6 character password must contain 3 digits, 2 letters and 1 special character
Assuming their are 7 special characters, REPETITION IS NOT ALLOWED, The password is NOT Case sensitive, how many ORDERED arrangements are there?
Is my Solution Correct?:
10c3 . 26c2 . 7c1 . 6! = 196 560 000 combinations
or Should it be 10p3 . 26p2 . 7p1 = 3276000 combinations? since you use perms to find the ordered arrangements.
As scoopfaze indicated in the comments, your first approach is correct. Your second approach is the answer to a different question:
We can fill the first three slots with three distinct decimal digits in $P(10, 3) = 10 \cdot 9 \cdot 8$ ways, the next two slots with distinct lowercase letters in $P(26, 2) = 26 \cdot 25$ ways, and the final slot with one the seven special characters in $P(7, 1) = 7$ ways. Therefore, the number of passwords with three distinct decimal digits, two distinct lowercase letters, and one of seven special characters that appear in that order is $$P(10, 3)P(26, 2)P(7, 1) = 10 \cdot 9 \cdot 8 \cdot 26 \cdot 25 \cdot 7$$ Notice that we could also write the answer to this question in the following way: $$\binom{10}{3}3!\binom{26}{2}2!\binom{7}{1}1!$$ Here is the rationale: Choose three distinct decimal digits, arrange them in the first three positions, choose two distinct lowercase letters, arrange them in the next two positions, choose one of the seven special characters, arrange it in the final position.
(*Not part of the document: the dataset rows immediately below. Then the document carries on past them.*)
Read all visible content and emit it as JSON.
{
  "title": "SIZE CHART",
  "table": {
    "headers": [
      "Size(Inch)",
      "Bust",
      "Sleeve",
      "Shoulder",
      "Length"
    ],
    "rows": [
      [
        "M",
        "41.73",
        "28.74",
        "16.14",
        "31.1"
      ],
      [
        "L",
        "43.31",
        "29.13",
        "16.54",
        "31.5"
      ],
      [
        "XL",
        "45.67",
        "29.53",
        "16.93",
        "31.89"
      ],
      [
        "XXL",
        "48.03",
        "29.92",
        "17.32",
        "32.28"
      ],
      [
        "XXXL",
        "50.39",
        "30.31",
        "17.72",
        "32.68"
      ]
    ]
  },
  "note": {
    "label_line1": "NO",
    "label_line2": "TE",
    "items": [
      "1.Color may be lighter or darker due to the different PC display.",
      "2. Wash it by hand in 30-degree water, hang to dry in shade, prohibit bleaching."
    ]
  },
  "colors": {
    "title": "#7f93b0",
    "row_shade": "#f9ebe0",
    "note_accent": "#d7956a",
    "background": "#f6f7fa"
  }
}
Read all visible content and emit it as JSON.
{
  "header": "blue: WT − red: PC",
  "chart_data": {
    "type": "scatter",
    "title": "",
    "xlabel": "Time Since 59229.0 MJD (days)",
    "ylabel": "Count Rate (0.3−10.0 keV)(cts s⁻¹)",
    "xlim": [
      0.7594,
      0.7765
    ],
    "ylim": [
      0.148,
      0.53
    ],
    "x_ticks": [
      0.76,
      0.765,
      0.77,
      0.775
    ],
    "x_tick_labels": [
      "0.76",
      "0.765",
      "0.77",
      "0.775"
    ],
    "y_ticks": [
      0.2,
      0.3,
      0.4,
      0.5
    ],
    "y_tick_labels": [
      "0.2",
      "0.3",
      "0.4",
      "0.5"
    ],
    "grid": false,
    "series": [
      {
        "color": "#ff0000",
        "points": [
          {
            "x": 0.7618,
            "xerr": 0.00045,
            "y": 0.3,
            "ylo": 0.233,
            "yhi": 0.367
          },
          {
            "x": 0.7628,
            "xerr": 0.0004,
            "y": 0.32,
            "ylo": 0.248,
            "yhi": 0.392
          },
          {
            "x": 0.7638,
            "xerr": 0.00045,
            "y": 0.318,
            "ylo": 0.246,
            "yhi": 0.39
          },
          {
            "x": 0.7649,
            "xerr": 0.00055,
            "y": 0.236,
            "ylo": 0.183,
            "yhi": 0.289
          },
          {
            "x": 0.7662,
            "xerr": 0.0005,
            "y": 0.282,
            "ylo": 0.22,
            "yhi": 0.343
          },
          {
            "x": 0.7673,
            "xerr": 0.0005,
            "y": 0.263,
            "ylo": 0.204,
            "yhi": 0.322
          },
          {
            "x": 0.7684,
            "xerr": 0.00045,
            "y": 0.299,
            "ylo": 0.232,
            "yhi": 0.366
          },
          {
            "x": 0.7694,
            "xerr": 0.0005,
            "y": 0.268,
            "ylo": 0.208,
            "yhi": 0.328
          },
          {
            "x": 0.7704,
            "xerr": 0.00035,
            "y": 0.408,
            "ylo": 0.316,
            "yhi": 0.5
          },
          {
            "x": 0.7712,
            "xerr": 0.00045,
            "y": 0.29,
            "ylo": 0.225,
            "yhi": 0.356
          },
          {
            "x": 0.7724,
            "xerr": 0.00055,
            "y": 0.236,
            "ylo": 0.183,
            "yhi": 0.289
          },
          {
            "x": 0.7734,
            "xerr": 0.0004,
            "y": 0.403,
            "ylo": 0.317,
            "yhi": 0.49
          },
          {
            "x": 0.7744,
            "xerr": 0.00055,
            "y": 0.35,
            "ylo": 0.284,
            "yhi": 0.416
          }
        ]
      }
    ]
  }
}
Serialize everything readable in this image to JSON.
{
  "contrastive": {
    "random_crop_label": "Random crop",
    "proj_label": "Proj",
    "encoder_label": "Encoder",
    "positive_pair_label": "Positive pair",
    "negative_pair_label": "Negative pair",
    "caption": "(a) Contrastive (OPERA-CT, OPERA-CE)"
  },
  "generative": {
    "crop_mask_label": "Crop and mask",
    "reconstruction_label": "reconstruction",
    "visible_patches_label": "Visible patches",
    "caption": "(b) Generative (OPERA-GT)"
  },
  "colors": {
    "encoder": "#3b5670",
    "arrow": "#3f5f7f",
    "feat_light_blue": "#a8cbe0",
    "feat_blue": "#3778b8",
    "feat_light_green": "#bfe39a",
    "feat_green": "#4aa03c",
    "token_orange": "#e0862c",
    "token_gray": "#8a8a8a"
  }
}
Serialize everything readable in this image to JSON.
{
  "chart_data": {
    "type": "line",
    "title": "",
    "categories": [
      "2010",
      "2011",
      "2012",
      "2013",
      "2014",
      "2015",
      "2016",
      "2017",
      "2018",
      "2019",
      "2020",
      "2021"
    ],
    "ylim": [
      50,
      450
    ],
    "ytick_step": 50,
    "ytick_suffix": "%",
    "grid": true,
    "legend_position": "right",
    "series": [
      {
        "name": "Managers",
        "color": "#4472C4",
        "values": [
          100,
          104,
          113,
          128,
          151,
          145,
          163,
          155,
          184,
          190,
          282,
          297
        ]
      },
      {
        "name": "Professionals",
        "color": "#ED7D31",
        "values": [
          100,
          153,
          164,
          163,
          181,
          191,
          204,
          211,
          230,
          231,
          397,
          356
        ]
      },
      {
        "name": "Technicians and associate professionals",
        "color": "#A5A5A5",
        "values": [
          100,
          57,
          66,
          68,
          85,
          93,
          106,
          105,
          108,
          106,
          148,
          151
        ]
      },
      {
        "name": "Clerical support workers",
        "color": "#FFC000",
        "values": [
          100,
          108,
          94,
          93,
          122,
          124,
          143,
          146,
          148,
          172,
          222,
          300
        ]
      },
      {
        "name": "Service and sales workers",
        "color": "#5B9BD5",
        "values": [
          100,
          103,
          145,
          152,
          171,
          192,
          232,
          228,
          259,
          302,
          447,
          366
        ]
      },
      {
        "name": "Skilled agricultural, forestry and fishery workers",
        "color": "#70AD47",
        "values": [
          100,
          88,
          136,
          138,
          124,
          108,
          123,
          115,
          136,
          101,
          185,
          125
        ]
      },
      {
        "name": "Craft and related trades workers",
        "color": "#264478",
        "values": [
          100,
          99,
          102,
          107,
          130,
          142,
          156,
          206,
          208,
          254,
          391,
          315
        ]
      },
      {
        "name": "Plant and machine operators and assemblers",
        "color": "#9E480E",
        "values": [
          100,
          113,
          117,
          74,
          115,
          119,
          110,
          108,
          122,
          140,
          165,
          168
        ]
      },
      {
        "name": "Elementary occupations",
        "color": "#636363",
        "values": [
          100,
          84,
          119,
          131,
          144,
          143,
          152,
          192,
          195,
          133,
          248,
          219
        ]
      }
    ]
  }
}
Notice that we are only allowing the digits to appear in the first three positions, the letters to appear in the next two positions, and the special character to appear in the last position. This is different from the question you wish to answer, where the digits, letters, and special characters may appear in any of the positions.
We can choose three distinct decimal digits, two distinct letters, and one special character, then arrange the six selected objects in $$\binom{10}{3}\binom{26}{2}\binom{7}{1}6!$$ ways.